Indian banker (born 1957)

Rana Kapoor (born 9 September 1957) is an Indian former banker who was the founder, managing director and CEO of Yes Bank, an Indian private sector bank. Following a career in financial institutions, he co-founded Yes Bank in 2003, with its registered office in Mumbai. He was CEO from its founding in 2003 to 2019. He also was appointed as the president of ASSOCHAM in July 2013, and was succeeded by Sunil Katoria after his two year term.

Kapoor was arrested on 8 March 2020 by India's Enforcement Directorate over accusations of fraud in excess of . Rana Kapoor was granted bail in April 2024.

== Early life and education ==
Kapoor was born on 9 September 1957 and was brought up in New Delhi, India.

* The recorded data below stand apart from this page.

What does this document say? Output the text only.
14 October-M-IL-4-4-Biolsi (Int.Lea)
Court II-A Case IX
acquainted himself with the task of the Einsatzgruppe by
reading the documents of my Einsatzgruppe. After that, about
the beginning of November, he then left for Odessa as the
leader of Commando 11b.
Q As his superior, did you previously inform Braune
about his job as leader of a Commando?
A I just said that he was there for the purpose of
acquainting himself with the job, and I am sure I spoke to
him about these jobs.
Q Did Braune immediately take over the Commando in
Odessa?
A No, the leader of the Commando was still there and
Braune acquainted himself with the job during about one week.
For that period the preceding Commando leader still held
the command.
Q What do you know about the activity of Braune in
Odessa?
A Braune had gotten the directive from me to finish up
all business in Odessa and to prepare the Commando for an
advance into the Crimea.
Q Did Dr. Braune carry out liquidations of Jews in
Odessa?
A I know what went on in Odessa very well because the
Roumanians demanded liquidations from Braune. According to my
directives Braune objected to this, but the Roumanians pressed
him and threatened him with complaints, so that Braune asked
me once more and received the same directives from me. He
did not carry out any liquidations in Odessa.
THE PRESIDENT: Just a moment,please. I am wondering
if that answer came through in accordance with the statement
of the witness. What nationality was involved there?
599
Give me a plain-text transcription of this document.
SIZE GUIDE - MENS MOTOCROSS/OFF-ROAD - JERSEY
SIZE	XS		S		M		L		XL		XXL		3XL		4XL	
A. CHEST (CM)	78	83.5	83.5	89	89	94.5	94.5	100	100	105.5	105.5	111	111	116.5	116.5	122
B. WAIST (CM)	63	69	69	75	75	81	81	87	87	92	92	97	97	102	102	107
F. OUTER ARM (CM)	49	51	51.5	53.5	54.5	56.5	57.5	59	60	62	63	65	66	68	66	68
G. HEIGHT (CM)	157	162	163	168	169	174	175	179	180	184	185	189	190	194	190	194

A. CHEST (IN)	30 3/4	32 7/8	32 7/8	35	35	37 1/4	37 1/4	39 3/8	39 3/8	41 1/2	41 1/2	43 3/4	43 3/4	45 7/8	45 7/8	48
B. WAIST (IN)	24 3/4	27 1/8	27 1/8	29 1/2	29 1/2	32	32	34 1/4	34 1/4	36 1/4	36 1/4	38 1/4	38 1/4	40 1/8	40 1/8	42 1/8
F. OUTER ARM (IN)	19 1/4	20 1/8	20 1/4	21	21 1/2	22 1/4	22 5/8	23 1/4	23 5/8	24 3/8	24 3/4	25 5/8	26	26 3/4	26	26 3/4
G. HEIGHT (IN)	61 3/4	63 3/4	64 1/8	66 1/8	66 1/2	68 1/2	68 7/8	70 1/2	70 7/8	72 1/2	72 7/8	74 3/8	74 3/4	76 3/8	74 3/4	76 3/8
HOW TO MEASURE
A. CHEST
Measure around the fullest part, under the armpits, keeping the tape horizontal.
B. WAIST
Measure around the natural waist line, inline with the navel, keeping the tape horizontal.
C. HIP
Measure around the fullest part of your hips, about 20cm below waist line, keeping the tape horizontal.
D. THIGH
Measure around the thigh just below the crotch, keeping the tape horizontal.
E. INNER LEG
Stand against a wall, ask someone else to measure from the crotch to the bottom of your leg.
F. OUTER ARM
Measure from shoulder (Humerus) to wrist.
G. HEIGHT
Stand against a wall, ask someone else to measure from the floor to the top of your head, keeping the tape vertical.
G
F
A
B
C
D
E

He attended the Frank Anthony Public School in New Delhi in 1973 and earned his bachelor's degree from Shri Ram College of Commerce in 1977. He then obtained an MBA from Rutgers University in New Jersey, US in 1980. Kapoor received an honorary fellowship from All India Management Association (AIMA), President's Medal from Rutgers University, and an honorary PhD from GB Pant University of Agriculture & Technology.

== Banking career ==
Kapoor joined Bank of America (BoA) as a management trainee in 1980 and was presented with an eagle pin by the chairman two years later. He eventually went on to head the wholesale banking business which included several assignments in Asian countries. Kapoor worked at BoA for about 16 years, till 1996, where he managed corporate, government and financial institution clients.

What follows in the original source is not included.